Core contributor in ROSEWOOD, ROSEWOOD4.0, and INCREdible — all focused on getting wood and forest products from private forests to market.
CENTRE NATIONAL DE LA PROPRIETE FORESTIERE
French national body advising private forest owners, specialising in sustainable wood mobilisation and regional forestry networks across Europe.
Their core work
CNPF is the French national center for private forest ownership, responsible for advising and supporting private forest owners across France on sustainable management of their woodlands. In H2020 projects, they contribute practical expertise on wood mobilisation — getting timber from fragmented private forests into supply chains — and on building regional networks that connect forest owners, industry, and policy. They also engage with satellite-based remote sensing for operational forestry and with Mediterranean non-wood forest products like cork, resins, and edibles.
What they specialise in
ROSEWOOD and ROSEWOOD4.0 explicitly focus on building European networks of regions for knowledge exchange on wood mobilisation.
INCREdible project built innovation networks around Mediterranean non-wood forest products, their largest single grant (EUR 201,894).

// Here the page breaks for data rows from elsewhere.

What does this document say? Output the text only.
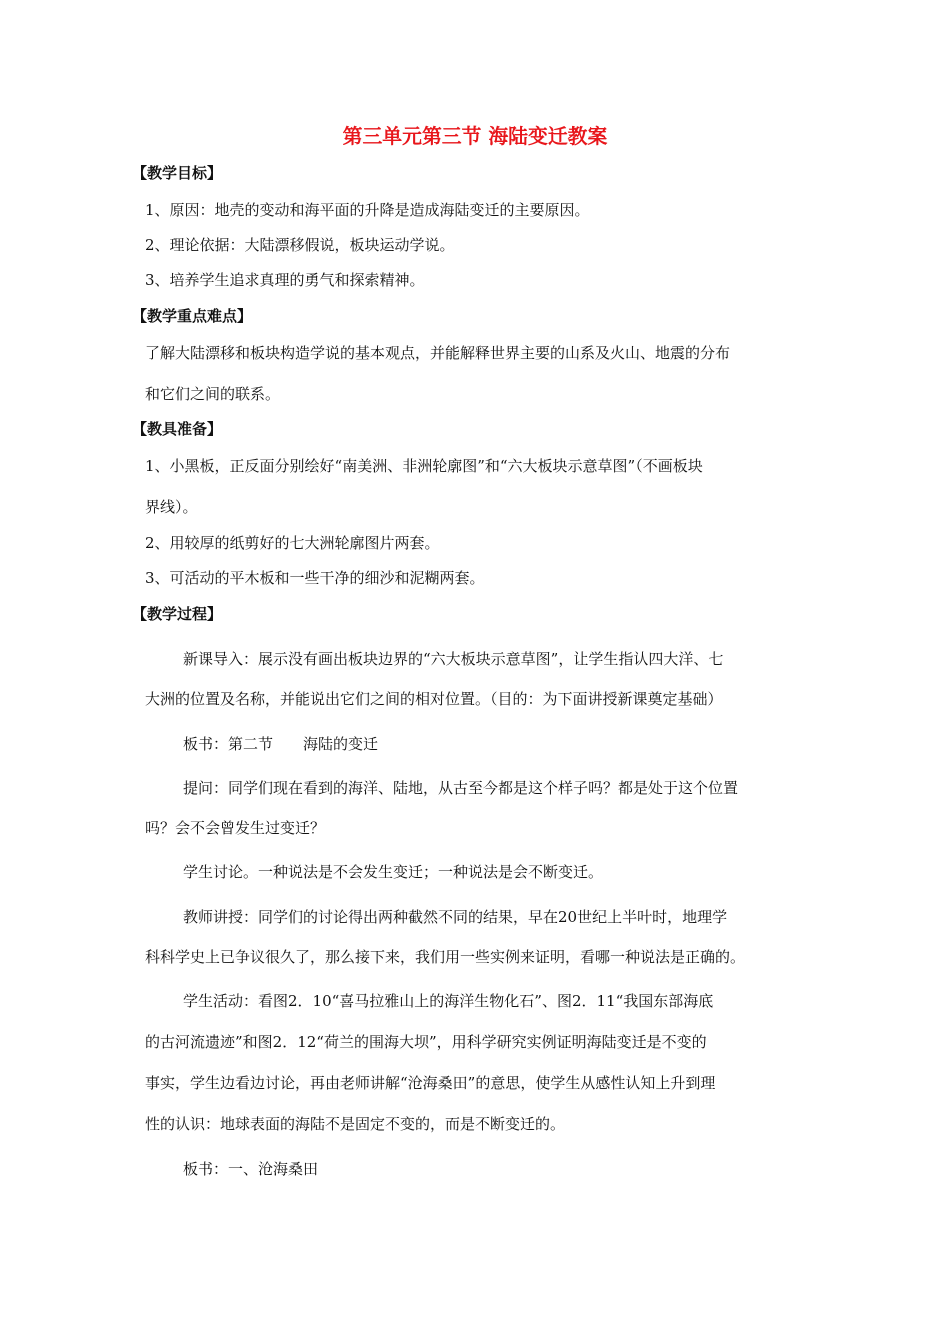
第三单元第三节 海陆变迁教案
【教学目标】
1、原因：地壳的变动和海平面的升降是造成海陆变迁的主要原因。
2、理论依据：大陆漂移假说，板块运动学说。
3、培养学生追求真理的勇气和探索精神。
【教学重点难点】
了解大陆漂移和板块构造学说的基本观点，并能解释世界主要的山系及火山、地震的分布
和它们之间的联系。
【教具准备】
1、小黑板，正反面分别绘好“南美洲、非洲轮廓图”和“六大板块示意草图”（不画板块
界线）。
2、用较厚的纸剪好的七大洲轮廓图片两套。
3、可活动的平木板和一些干净的细沙和泥糊两套。
【教学过程】
新课导入：展示没有画出板块边界的“六大板块示意草图”，让学生指认四大洋、七
大洲的位置及名称，并能说出它们之间的相对位置。（目的：为下面讲授新课奠定基础）
板书：第二节　　海陆的变迁
提问：同学们现在看到的海洋、陆地，从古至今都是这个样子吗？都是处于这个位置
吗？会不会曾发生过变迁？
学生讨论。一种说法是不会发生变迁；一种说法是会不断变迁。
教师讲授：同学们的讨论得出两种截然不同的结果，早在20世纪上半叶时，地理学
科科学史上已争议很久了，那么接下来，我们用一些实例来证明，看哪一种说法是正确的。
学生活动：看图2．10“喜马拉雅山上的海洋生物化石”、图2．11“我国东部海底
的古河流遗迹”和图2．12“荷兰的围海大坝”，用科学研究实例证明海陆变迁是不变的
事实，学生边看边讨论，再由老师讲解“沧海桑田”的意思，使学生从感性认知上升到理
性的认识：地球表面的海陆不是固定不变的，而是不断变迁的。
板书：一、沧海桑田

MySustainableForest applied satellite-based remote sensing to operational sustainable forestry decisions.
ROSEWOOD4.0 (2020-2022) explicitly targets digitalisation readiness in wood mobilisation, signalling a new direction.
How they've shifted over time
CNPF's early H2020 involvement (2017-2018) centred on broader forestry themes: Mediterranean non-wood products and satellite-based forest monitoring. From 2018 onward, their focus narrowed sharply toward sustainable wood mobilisation and regional network building, with ROSEWOOD and ROSEWOOD4.0 forming a clear continuation. The progression from ROSEWOOD (knowledge exchange) to ROSEWOOD4.0 (digitalisation) shows a deliberate move toward technology-enabled forestry logistics.

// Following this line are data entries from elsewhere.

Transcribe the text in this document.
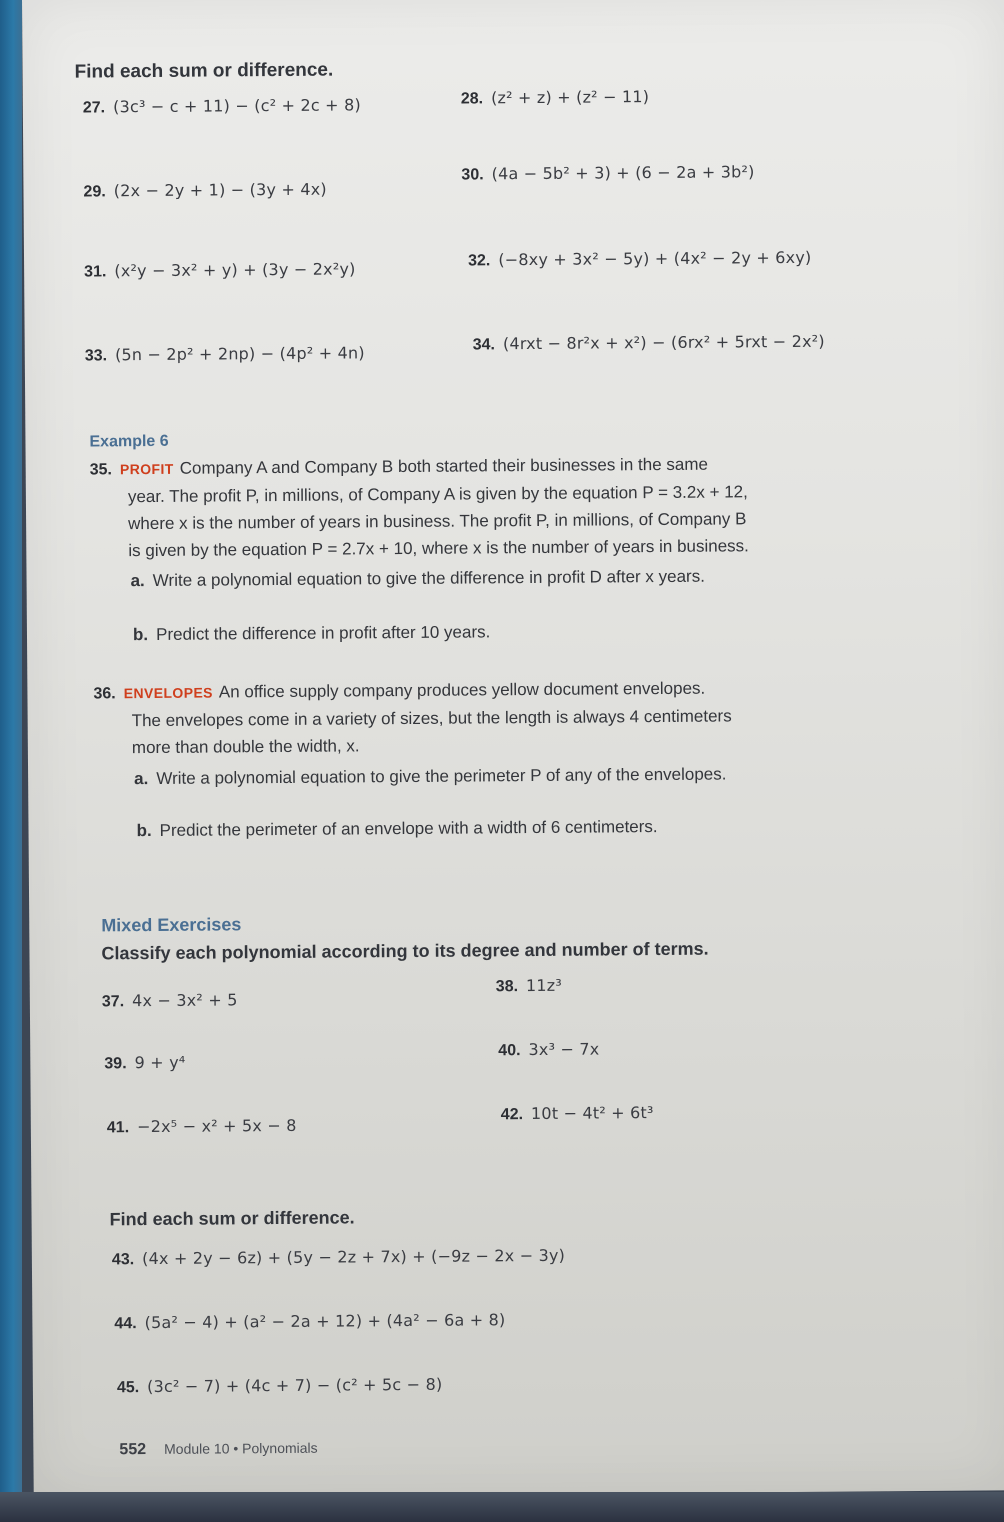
Find each sum or difference.
27. (3c³ − c + 11) − (c² + 2c + 8)	28. (z² + z) + (z² − 11)
29. (2x − 2y + 1) − (3y + 4x)
30. (4a − 5b² + 3) + (6 − 2a + 3b²)
31. (x²y − 3x² + y) + (3y − 2x²y)	32. (−8xy + 3x² − 5y) + (4x² − 2y + 6xy)
33. (5n − 2p² + 2np) − (4p² + 4n)	34. (4rxt − 8r²x + x²) − (6rx² + 5rxt − 2x²)
Example 6
35. PROFIT Company A and Company B both started their businesses in the same
year. The profit P, in millions, of Company A is given by the equation P = 3.2x + 12,
where x is the number of years in business. The profit P, in millions, of Company B
is given by the equation P = 2.7x + 10, where x is the number of years in business.
a. Write a polynomial equation to give the difference in profit D after x years.
b. Predict the difference in profit after 10 years.
36. ENVELOPES An office supply company produces yellow document envelopes.
The envelopes come in a variety of sizes, but the length is always 4 centimeters
more than double the width, x.
a. Write a polynomial equation to give the perimeter P of any of the envelopes.
b. Predict the perimeter of an envelope with a width of 6 centimeters.
Mixed Exercises
Classify each polynomial according to its degree and number of terms.
37. 4x − 3x² + 5
38. 11z³
39. 9 + y⁴
40. 3x³ − 7x
41. −2x⁵ − x² + 5x − 8
42. 10t − 4t² + 6t³
Find each sum or difference.
43. (4x + 2y − 6z) + (5y − 2z + 7x) + (−9z − 2x − 3y)
44. (5a² − 4) + (a² − 2a + 12) + (4a² − 6a + 8)
45. (3c² − 7) + (4c + 7) − (c² + 5c − 8)
552 Module 10 • Polynomials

CNPF is moving from traditional forestry advisory work toward digitalised, data-driven wood supply chain coordination across European regions.
How they like to work
CNPF operates exclusively as a participant, never leading consortia — consistent with their role as a domain expert contributing forestry ground-truth rather than managing large research projects. With 43 unique partners across 21 countries, they are well-networked across Europe despite their modest project count. Their repeat involvement in the ROSEWOOD series suggests they build lasting relationships and are a trusted partner that consortia invite back.
CNPF has collaborated with 43 distinct partners across 21 countries, giving them a surprisingly broad European network for an organization with only 4 projects. This reach reflects the pan-European nature of forestry coordination and CSA-type networking projects.
What sets them apart
CNPF represents millions of hectares of French private forests and their owners — a perspective rarely found in research consortia, where academic or industrial partners dominate. They bring direct operational knowledge of how fragmented private forest ownership blocks wood supply, and what practical measures actually work to mobilise timber. For any consortium working on forestry, bioeconomy, or rural development, CNPF offers a credible link between EU-level policy goals and on-the-ground reality in one of Europe's largest forested countries.
Highlights from their portfolio
- INCREdibleLargest grant (EUR 201,894) and broadest scope — covering cork, resins, and edible forest products across the Mediterranean, beyond CNPF's usual wood focus.
- ROSEWOOD4.0Direct sequel to ROSEWOOD with a digitalisation mandate, showing CNPF's evolution from traditional networking to technology-ready forest supply chains.
- MySustainableForestOnly project applying satellite remote sensing to operational forestry, demonstrating CNPF's willingness to adopt space-derived data for forest management.